There are new medications for Type 2 diabetes as well. There’s no magic pill yet, but soon children and teens have more options to help control their blood sugar levels. A promising new medicine is being studied in adults that helps the kidneys move extra sugar out. Instead of helping your body make insulin, which is what most Type 2 diabetes medicines do, this new medicine helps the body urinate out the extra sugars instead.
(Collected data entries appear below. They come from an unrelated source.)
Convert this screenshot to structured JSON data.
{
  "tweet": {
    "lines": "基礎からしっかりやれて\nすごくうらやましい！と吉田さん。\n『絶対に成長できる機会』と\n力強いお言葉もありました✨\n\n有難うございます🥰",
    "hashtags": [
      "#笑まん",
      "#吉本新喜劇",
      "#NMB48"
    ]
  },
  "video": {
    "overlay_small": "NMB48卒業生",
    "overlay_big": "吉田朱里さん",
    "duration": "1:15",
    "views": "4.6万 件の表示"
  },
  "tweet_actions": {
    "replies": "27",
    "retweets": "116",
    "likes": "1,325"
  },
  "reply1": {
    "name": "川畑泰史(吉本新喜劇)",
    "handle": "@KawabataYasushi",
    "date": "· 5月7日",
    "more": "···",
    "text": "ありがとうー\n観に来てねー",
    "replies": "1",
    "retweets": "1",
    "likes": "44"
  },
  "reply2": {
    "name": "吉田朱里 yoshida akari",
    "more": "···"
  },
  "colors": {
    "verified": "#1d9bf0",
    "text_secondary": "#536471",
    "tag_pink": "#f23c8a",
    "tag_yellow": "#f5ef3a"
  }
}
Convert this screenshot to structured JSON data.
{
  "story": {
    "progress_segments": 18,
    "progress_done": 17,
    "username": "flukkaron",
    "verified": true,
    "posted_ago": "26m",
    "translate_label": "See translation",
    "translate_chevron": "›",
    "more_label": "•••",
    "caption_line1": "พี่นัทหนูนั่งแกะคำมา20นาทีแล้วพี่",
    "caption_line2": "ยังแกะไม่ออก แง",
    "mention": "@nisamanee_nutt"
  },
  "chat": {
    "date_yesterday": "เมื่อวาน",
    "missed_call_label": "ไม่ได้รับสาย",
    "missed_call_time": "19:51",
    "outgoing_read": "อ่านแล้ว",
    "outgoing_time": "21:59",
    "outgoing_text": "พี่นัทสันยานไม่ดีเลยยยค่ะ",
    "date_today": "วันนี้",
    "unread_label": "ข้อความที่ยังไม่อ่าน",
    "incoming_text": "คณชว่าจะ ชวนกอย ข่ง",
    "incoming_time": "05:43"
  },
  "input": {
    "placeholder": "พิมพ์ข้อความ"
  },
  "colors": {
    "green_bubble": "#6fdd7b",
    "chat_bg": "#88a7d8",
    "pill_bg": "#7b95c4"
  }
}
The new medicines focus on the kidneys. Proteins called sodium-glucose transporters (SGLTs) help your kidneys keep glucose in your blood instead of your urine. However, with Type 2 diabetes, if your blood sugar level is rising, you don’t need the glucose in your body. Pills known as SGLT2 inhibitors turn off one of those proteins so that you pee it out instead. The drugs are canagliflozin (brand name Invokana), dapagliflozin (Farxiga), and empagliflozin (Jardiance). There are some risks with these new drugs, and they are not quite ready to be used in children and teens. The upside is that these medicines have some extra benefits. For example, they wash out salts, which can help people with diabetes manage their blood pressure as well. One downside is that because there is more sugar in the genital area from peeing out the drugs, women are getting yeast infections and uncircumcised men are prone to foreskin infections. Another issue in taking SGLT2 inhibitors is that people with Type 2 diabetes run the risk of developing ketoacidosis, a condition in which the body produces high levels of blood acids and which may require hospitalization. Another side effect of canagliflozin is reduced bone density in some patients, which puts them at risk for fractures.
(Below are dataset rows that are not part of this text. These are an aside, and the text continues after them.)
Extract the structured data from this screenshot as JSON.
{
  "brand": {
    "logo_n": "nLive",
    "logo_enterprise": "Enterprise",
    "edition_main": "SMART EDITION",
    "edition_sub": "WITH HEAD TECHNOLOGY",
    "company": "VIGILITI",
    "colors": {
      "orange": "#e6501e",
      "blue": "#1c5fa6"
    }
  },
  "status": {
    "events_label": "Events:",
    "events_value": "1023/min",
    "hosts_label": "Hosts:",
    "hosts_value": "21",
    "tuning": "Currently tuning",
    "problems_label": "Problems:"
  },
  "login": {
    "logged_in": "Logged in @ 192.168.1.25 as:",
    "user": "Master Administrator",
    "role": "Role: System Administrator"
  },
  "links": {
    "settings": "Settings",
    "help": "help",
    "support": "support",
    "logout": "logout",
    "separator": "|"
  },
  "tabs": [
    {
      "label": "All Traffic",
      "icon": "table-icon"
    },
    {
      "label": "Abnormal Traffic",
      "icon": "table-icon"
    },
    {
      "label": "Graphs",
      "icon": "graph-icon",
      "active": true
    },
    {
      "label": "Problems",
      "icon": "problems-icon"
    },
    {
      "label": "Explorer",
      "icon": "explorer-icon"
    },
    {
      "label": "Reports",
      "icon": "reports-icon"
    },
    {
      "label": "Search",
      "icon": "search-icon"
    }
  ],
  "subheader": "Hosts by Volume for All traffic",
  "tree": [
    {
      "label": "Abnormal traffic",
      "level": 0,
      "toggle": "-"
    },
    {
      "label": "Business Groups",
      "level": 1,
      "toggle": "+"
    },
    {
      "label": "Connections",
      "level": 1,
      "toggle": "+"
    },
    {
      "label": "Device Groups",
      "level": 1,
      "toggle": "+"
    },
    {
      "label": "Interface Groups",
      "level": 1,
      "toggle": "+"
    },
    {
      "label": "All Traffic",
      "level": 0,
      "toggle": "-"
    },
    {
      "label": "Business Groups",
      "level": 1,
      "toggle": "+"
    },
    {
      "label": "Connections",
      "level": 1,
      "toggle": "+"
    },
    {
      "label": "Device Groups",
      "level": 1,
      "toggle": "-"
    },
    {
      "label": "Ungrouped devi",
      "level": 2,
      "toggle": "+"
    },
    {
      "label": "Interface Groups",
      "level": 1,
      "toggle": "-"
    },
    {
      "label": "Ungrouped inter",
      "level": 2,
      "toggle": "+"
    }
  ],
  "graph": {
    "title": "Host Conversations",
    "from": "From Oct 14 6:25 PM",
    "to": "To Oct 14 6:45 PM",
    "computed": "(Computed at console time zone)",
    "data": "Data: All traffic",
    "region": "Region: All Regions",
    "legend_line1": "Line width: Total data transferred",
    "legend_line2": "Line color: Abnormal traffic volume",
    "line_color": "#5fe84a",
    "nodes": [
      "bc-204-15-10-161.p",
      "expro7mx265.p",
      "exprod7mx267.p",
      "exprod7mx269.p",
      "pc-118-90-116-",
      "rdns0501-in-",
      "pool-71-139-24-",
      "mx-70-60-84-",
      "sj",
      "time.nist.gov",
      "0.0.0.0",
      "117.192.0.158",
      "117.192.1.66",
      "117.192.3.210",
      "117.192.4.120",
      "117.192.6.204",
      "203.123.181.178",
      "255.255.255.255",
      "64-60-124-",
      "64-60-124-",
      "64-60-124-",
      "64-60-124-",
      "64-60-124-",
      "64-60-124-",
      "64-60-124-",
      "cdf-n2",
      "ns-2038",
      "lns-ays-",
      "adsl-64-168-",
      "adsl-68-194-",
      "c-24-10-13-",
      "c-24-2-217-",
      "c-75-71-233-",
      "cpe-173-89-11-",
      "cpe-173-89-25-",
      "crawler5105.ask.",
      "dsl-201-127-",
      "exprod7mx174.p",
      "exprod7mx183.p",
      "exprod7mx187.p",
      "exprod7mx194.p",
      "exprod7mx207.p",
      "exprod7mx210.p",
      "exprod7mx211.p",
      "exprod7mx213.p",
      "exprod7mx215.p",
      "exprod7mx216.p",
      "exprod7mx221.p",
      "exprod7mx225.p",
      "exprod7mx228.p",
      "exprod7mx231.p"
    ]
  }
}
For adolescents and children with Type 2 diabetes, insulin and metformin are still the most commonly prescribed treatments. The majority of insulins used by adults with Type 2 diabetes are also OK for children and teens to use. However, the only non-insulin medication approved for youth is metformin. A report published online in the journal Diabetes Care indicates that researchers are having a difficult time finding new treatments for children because studies on children have unique challenges, and there has been a lack of coordination among the agencies that fund studies to prioritize treatment needs. One study indicated that their challenge was that only about 39% of kids with Type 2 diabetes live with both parents. This made it difficult to coordinate the child’s time in the study as well as develop consistency with treatment. These challenges will directly affect when new and promising treatments are available to parents and children. In addition to treatment research, some researchers are testing ways to prevent diabetes. For example, scientists are studying whether diabetes can be prevented in those who may have inherited an increased risk for the disease.
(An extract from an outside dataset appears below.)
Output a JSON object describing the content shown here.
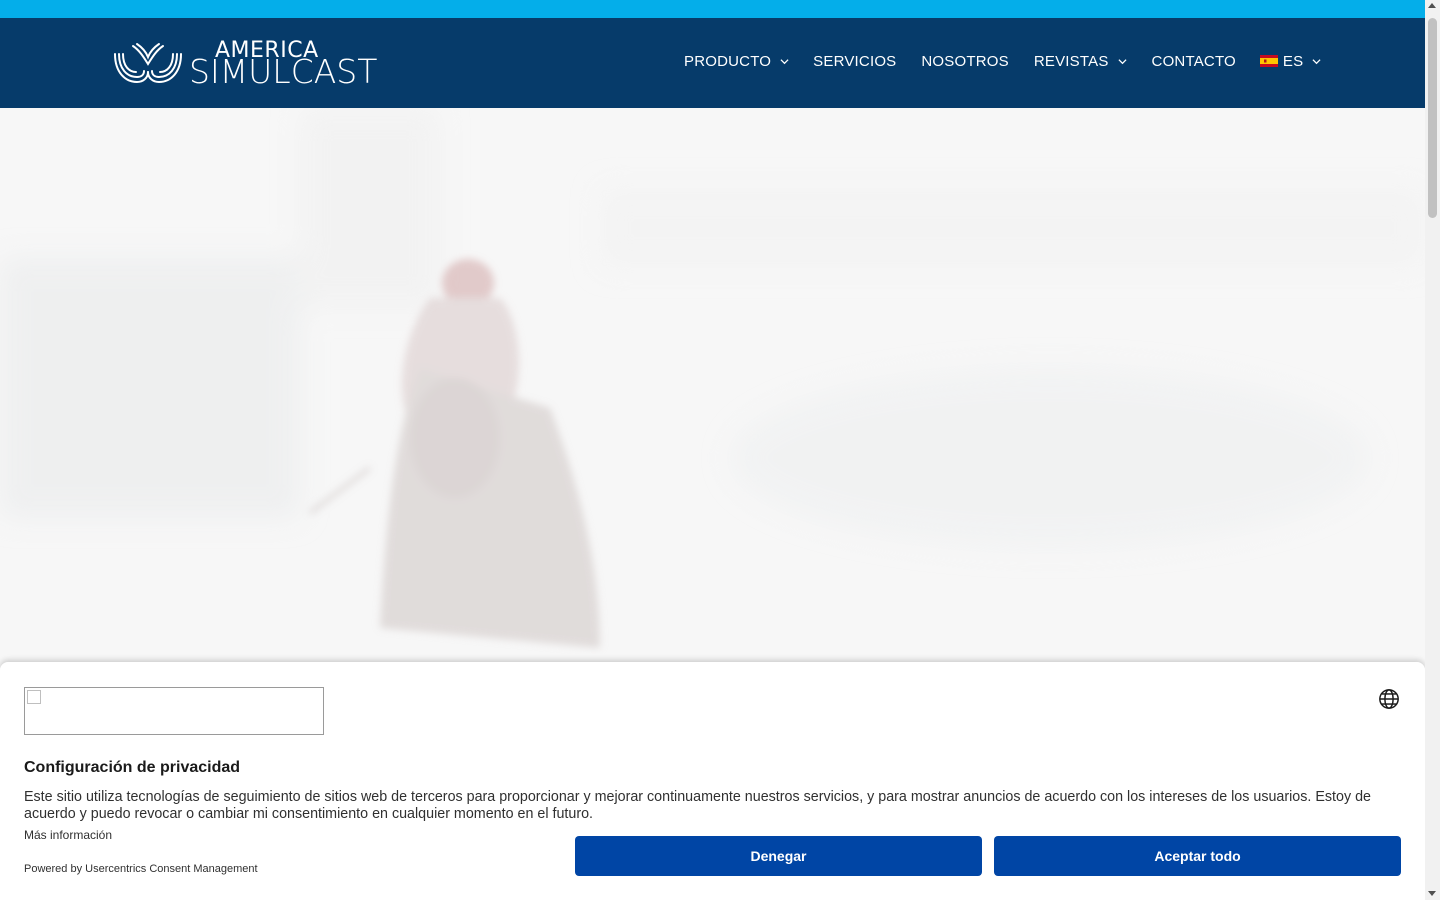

While parents and children wait for the release of new treatments for Type 2 diabetes, it is important to remember that scientists, doctors, and devices can’t do for children and teens what their caregivers can, which is to be their everyday advocate by giving them encouragement and compassion and making sure they eat properly, exercise, and stay on top of glucose levels every day. This will help kids continue to be kids despite diabetes and help them grow up with a sense of well-being and happiness.